The nurse, an android, replied calmly, "I'm sorry. You are not authorized to order me."
"Damnit." He tightened his grip until the servos in her arm whined. "Don't test me."
To his surprise, the android hesitated—fear flickered in her synthetic eyes.
She didn't want to be decommissioned.
"Alright… follow me," she said at last.
"Even androids fear death," Damen muttered under his breath.
The nurse led him to a storage cabinet. Before she could say a word, Damen tore it open with a single motion.
Inside was his phone.
He pocketed it immediately.
Then another thought struck him. "Where's the vault? The Aur Box?"
The Aur Box was GenSyn's energy register which stored an enormous cache of Aur credits, the wealth of the company.
"I cannot tell you that. You are not authori—"
The android's sentence cut off as Damen crushed her forearm like tin foil.
"Yes… yes… this way." She led him to an office lined with dusty shelves and old books.
Damen frowned. "Who even reads books in this century?"
Then realization hit. He stepped back, twisted, and unleashed a spinning kick.
The air cracked—Momentum Collapse.
The entire bookcase crumpled inward, revealing a thick vault door hidden behind it.
The vault was reinforced, but Damen of today was stronger. With a roar and a brutal slam, he broke the locks and pulled the door open.

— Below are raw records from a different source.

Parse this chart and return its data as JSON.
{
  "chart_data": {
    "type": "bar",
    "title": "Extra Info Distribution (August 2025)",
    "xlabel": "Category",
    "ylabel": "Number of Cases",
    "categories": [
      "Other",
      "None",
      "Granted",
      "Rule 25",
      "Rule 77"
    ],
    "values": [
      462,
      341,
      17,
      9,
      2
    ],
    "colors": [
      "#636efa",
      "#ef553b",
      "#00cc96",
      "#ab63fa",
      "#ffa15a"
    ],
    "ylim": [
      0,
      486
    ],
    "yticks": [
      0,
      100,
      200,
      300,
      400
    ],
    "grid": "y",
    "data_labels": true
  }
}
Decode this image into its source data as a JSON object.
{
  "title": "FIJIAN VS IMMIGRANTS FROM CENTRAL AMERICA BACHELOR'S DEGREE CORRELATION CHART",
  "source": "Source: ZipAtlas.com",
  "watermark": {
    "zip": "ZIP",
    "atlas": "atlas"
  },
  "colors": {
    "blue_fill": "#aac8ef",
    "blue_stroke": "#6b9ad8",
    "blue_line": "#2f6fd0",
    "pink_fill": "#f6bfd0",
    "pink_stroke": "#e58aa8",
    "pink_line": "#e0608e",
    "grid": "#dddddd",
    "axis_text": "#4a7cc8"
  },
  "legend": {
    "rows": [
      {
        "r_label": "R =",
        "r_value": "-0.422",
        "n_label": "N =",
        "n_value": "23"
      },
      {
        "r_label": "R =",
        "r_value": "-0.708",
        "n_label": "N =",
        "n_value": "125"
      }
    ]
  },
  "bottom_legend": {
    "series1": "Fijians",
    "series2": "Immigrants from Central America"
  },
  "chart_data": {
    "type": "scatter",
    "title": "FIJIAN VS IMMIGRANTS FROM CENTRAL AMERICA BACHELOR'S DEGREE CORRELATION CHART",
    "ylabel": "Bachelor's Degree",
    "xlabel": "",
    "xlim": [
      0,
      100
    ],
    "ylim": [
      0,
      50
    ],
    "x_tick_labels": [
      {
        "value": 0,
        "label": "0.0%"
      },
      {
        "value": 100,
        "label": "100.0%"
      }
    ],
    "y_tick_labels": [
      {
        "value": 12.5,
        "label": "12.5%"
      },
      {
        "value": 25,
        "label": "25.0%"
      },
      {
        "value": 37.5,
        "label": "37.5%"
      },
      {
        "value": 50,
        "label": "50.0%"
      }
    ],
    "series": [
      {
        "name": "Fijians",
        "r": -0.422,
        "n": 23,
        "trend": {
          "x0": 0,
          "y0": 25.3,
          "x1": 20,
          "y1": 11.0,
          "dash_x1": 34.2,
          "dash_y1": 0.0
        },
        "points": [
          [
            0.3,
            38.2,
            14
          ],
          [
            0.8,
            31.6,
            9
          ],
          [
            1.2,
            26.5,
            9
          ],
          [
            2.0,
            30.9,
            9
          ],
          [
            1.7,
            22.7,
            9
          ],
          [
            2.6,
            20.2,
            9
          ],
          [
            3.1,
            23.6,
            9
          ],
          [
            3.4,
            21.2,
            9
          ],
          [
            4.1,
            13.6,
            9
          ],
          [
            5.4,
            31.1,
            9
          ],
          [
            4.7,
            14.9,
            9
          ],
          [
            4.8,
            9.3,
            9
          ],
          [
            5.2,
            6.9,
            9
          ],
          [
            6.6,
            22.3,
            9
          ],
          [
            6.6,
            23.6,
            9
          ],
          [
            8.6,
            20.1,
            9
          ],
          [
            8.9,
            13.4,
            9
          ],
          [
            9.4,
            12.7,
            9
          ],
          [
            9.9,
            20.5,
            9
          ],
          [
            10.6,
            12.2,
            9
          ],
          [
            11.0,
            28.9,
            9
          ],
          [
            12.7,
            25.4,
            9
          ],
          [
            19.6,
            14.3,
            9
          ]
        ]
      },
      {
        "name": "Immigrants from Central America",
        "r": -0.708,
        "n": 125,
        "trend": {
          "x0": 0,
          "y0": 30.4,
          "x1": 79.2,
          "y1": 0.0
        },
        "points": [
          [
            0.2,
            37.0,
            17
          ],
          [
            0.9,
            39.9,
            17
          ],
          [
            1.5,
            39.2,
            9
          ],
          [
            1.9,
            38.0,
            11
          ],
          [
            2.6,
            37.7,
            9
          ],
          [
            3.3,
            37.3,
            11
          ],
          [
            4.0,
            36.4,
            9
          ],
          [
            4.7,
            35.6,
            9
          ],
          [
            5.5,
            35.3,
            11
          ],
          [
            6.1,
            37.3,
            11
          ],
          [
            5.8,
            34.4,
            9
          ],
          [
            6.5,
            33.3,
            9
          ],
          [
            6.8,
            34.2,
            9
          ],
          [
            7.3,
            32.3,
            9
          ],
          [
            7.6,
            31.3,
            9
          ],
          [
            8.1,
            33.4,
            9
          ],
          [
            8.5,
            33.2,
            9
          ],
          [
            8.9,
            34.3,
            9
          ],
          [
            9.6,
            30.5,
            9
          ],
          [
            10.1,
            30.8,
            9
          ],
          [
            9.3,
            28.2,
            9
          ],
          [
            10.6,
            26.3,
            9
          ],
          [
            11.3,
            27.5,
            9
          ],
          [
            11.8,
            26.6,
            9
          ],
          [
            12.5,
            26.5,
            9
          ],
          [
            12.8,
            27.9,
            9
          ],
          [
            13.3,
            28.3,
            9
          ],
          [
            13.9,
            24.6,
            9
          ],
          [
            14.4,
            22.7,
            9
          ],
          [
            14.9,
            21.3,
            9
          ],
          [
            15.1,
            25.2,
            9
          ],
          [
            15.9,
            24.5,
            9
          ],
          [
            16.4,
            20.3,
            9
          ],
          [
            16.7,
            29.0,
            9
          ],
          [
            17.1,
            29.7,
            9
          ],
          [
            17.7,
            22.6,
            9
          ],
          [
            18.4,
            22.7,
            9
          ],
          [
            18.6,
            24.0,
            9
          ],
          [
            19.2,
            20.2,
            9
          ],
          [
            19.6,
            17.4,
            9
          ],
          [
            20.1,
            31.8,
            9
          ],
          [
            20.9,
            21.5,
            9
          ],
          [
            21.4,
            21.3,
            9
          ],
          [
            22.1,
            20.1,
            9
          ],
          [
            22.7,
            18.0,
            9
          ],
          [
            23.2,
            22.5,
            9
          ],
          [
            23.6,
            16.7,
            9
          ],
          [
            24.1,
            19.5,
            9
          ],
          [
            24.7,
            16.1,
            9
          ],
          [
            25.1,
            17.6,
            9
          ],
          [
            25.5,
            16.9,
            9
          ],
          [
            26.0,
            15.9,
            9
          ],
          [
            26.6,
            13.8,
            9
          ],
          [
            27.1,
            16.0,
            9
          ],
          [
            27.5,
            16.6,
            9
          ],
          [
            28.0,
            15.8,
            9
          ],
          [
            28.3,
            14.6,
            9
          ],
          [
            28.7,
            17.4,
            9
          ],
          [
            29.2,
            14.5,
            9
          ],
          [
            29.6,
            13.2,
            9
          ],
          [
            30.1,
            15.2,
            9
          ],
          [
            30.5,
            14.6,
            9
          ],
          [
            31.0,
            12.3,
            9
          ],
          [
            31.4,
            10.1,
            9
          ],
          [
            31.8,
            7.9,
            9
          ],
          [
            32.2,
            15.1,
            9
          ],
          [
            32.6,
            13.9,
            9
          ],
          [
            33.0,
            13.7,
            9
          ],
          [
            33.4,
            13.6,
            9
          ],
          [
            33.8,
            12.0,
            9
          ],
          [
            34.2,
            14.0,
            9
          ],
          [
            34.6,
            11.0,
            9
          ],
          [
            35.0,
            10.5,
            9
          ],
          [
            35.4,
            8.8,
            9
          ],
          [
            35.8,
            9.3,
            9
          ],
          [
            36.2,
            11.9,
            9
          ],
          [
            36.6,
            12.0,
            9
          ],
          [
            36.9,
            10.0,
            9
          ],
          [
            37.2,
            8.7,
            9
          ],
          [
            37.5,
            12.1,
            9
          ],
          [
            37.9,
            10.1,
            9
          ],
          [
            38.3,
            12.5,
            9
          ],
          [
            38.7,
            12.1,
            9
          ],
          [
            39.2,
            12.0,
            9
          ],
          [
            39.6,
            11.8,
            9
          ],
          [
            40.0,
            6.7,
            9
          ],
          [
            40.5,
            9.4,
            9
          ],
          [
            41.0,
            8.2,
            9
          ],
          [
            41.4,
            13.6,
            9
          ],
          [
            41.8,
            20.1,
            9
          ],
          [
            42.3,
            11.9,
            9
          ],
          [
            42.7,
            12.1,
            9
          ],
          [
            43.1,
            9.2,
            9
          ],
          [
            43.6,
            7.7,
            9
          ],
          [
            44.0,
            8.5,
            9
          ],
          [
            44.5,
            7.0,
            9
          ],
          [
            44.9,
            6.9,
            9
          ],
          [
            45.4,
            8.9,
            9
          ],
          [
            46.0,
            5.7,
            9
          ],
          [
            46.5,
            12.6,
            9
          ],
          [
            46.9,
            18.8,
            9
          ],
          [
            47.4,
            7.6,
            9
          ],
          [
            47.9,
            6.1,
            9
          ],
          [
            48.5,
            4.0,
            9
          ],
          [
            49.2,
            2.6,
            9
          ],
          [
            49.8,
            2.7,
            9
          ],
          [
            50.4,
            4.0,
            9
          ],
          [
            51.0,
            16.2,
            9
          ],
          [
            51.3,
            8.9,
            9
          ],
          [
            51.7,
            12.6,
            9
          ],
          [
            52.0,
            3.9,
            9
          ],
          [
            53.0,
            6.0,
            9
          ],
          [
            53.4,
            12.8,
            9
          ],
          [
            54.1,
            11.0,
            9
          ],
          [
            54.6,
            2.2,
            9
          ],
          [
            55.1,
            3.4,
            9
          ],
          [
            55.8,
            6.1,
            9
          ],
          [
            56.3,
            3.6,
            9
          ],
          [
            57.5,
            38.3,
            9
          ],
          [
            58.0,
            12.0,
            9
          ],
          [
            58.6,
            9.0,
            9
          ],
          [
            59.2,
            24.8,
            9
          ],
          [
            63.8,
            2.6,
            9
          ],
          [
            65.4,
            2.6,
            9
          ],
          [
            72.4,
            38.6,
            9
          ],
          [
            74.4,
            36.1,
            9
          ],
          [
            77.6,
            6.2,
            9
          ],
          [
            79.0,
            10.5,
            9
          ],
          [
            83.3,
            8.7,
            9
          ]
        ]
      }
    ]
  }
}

Inside was a secret server chamber. There were humming machines and glowing conduits surrounded a single object—the Aur Box, radiating green light like a living jewel.
"Perfect," Damen said, pulling out a handful of empty Aur cards. He shoved them into the terminal and activated the transfer.
But the monitor blared,
"You are not authorized to make a transfer."